Principaux renseignements

  • Les cours du pétrole brut continuent de grimper.
  • Goldman Sachs prévoit que les cours du Brent pourraient dépasser les 110 dollars.

Les cours du pétrole brut ont continué de grimper aujourd’hui, sous l’effet de l’escalade du conflit au Moyen-Orient. À 14 h 50, le cours du WTI s’élevait à 79,70 dollars le baril, tandis que celui du Brent s’établissait à 84,98 dollars le baril.

La tendance à la hausse fait suite à un bond de 2 pour cent mardi, qui avait propulsé les prix à leur plus haut niveau mensuel.

Instabilités de l’approvisionnement

Cette volatilité est liée aux instabilités de l’approvisionnement dans le détroit d’Ormuz, un passage maritime crucial pour environ 20 pour cent du pétrole et du gaz naturel liquéfié mondiaux. La Garde révolutionnaire iranienne a en outre affirmé que les livraisons d’énergie dans la région devaient soit être accessibles à tous, soit être entièrement bloquées.

Effondrement du cessez-le-feu

L’escalade actuelle fait suite à l’effondrement d’un cessez-le-feu précaire établi en juin.
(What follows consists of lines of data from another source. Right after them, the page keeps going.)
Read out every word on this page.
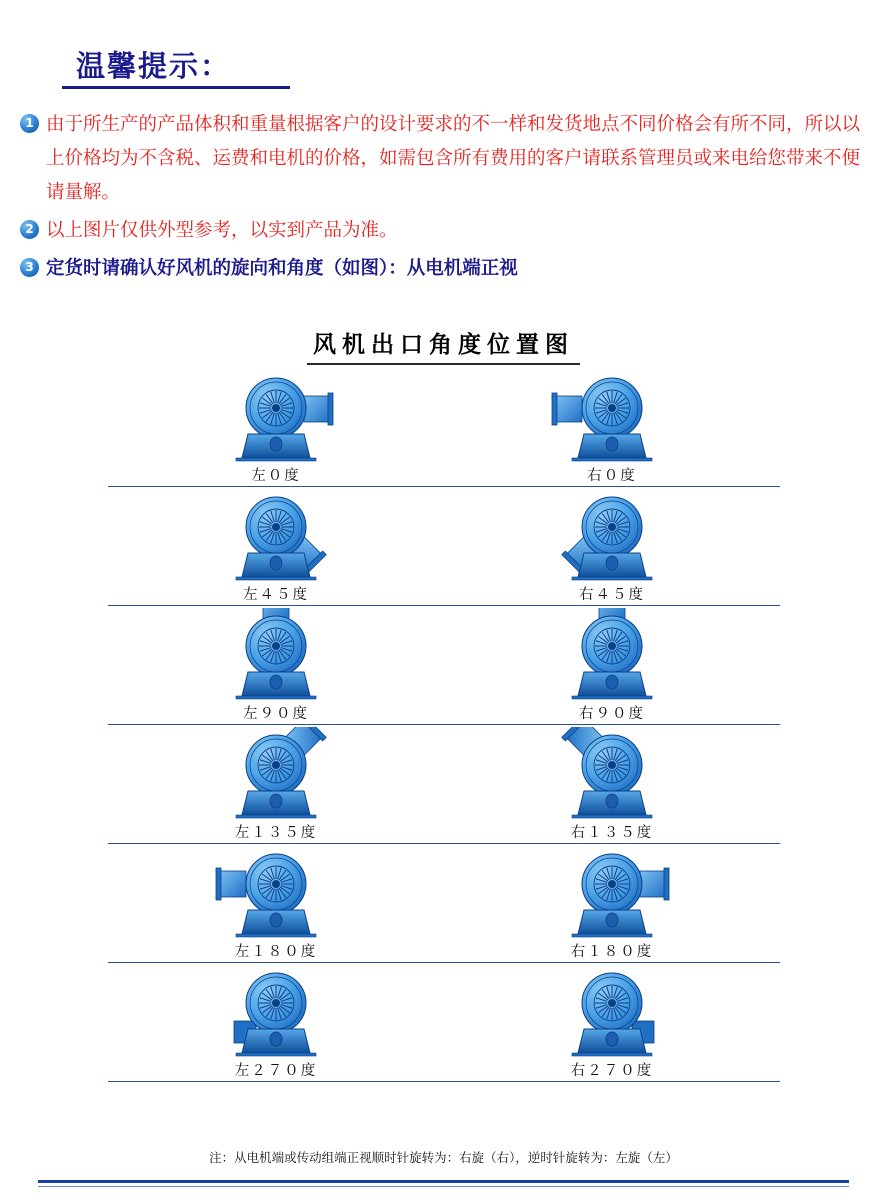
温馨提示：
1 由于所生产的产品体积和重量根据客户的设计要求的不一样和发货地点不同价格会有所不同，所以以上价格均为不含税、运费和电机的价格，如需包含所有费用的客户请联系管理员或来电给您带来不便请量解。
2 以上图片仅供外型参考，以实到产品为准。
3 定货时请确认好风机的旋向和角度（如图）：从电机端正视
风机出口角度位置图
左０度	右０度
左４５度	右４５度
左９０度	右９０度
左１３５度	右１３５度
左１８０度	右１８０度
左２７０度	右２７０度
注：从电机端或传动组端正视顺时针旋转为：右旋（右），逆时针旋转为：左旋（左）
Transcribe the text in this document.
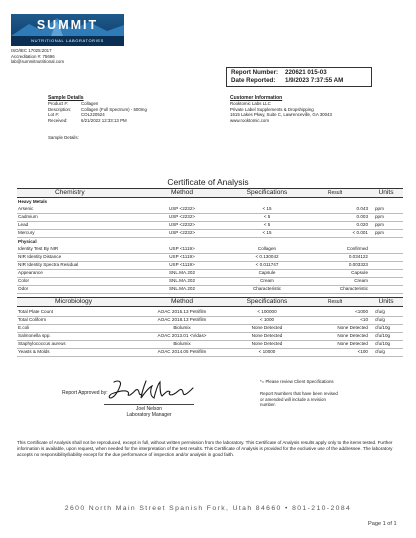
SUMMIT
NUTRITIONAL LABORATORIES
ISO/IEC 17025:2017
Accreditation #: 75696
lab@summitnutritional.com
Report Number: 220621 015-03
Date Reported: 1/9/2023 7:37:55 AM
Sample Details
Product #:	Collagen
Description: Collagen (Full Spectrum) - 500mg
Lot #:	COL220524
Received:	6/21/2022 12:33:13 PM
Sample Details:
Customer Information
Rooktomic Labs LLC
Private Label Supplements & Dropshipping
1615 Lakes Pkwy, Suite C, Lawrenceville, GA 30043
www.rooktomic.com
Certificate of Analysis
Chemistry	Method	Specifications	Result	Units
Heavy Metals
Arsenic	USP <2232>	< 15	0.043 ppm
Cadmium	USP <2232>	< 5	0.003 ppm
Lead	USP <2232>	< 5	0.020 ppm
Mercury	USP <2232>	< 15	< 0.001 ppm
Physical
Identity Test By NIR	USP <1119>	Collagen	Confirmed
NIR Identity Distance	USP <1119>	< 0.130042	0.034122
NIR Identity Spectra Residual	USP <1119>	< 0.011747	0.003323
Appearance	SNL.MA.202	Capsule	Capsule
Color	SNL.MA.202	Cream	Cream
Odor	SNL.MA.202	Characteristic	Characteristic
Microbiology	Method	Specifications	Result	Units
Total Plate Count	AOAC 2015.13 Petrifilm	< 100000	<1000 cfu/g
Total Coliform	AOAC 2018.13 Petrifilm	< 1000	<10 cfu/g
E.coli	Biolumix	None Detected	None Detected cfu/10g
Salmonella spp.	AOAC 2013.01 <Vidas>	None Detected	None Detected cfu/10g
Staphylococcus aureus	Biolumix	None Detected	None Detected cfu/10g
Yeasts & Molds	AOAC 2014.05 Petrifilm	< 10000	<100 cfu/g
Report Approved by:
Joel Nelson
Laboratory Manager
*= Please review Client Specifications
Report Numbers that have been revised or amended will include a revision number.
This Certificate of Analysis shall not be reproduced, except in full, without written permission from the laboratory. This Certificate of Analysis results apply only to the items tested. Further information is available, upon request, when needed for the interpretation of the test results. This Certificate of Analysis is provided for the exclusive use of the addressee. The laboratory accepts no responsibility/liability except for the due performance of inspection and/or analysis in good faith.
2600 North Main Street Spanish Fork, Utah 84660 • 801-210-2084
Page 1 of 1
L’armée américaine a annoncé avoir lancé mercredi de nouvelles frappes visant à neutraliser les moyens iraniens utilisés pour prendre pour cible des navires commerciaux. De plus, le président Donald Trump a indiqué lors d’une récente interview télévisée que les infrastructures énergétiques finiraient par être prises pour cible.

Conséquences financières et prévisions de marché

Les analystes financiers ont relevé l’impact immédiat des tensions géopolitiques. Giovanni Staunovo, d’UBS, a souligné que le blocus restreignait le marché, d’autant plus que l’Iran exportait récemment entre 1,5 et 2 millions de barils par jour.

Goldman Sachs a indiqué que, alors que les exportations du Golfe avaient auparavant retrouvé 80 pour cent de leurs niveaux d’avant-guerre, elles ont chuté à moins de 50 pour cent — soit environ 11 millions de barils par jour – au cours de la semaine dernière. La banque a averti que les cours du Brent pourraient dépasser les 110 dollars d’ici le quatrième trimestre si cette reprise ne parvenait pas à retrouver son élan.

Scepticisme des traders

Malgré ces risques, certains traders hésitent encore à surévaluer le prix du pétrole sur la base de la rhétorique politique. Ole Hansen, de Saxo Bank, a qualifié la situation de série de « jeux de guerre », soulignant que les investisseurs sont devenus plus sceptiques face aux menaces très médiatisées qui, souvent, ne se traduisent pas par de réelles perturbations.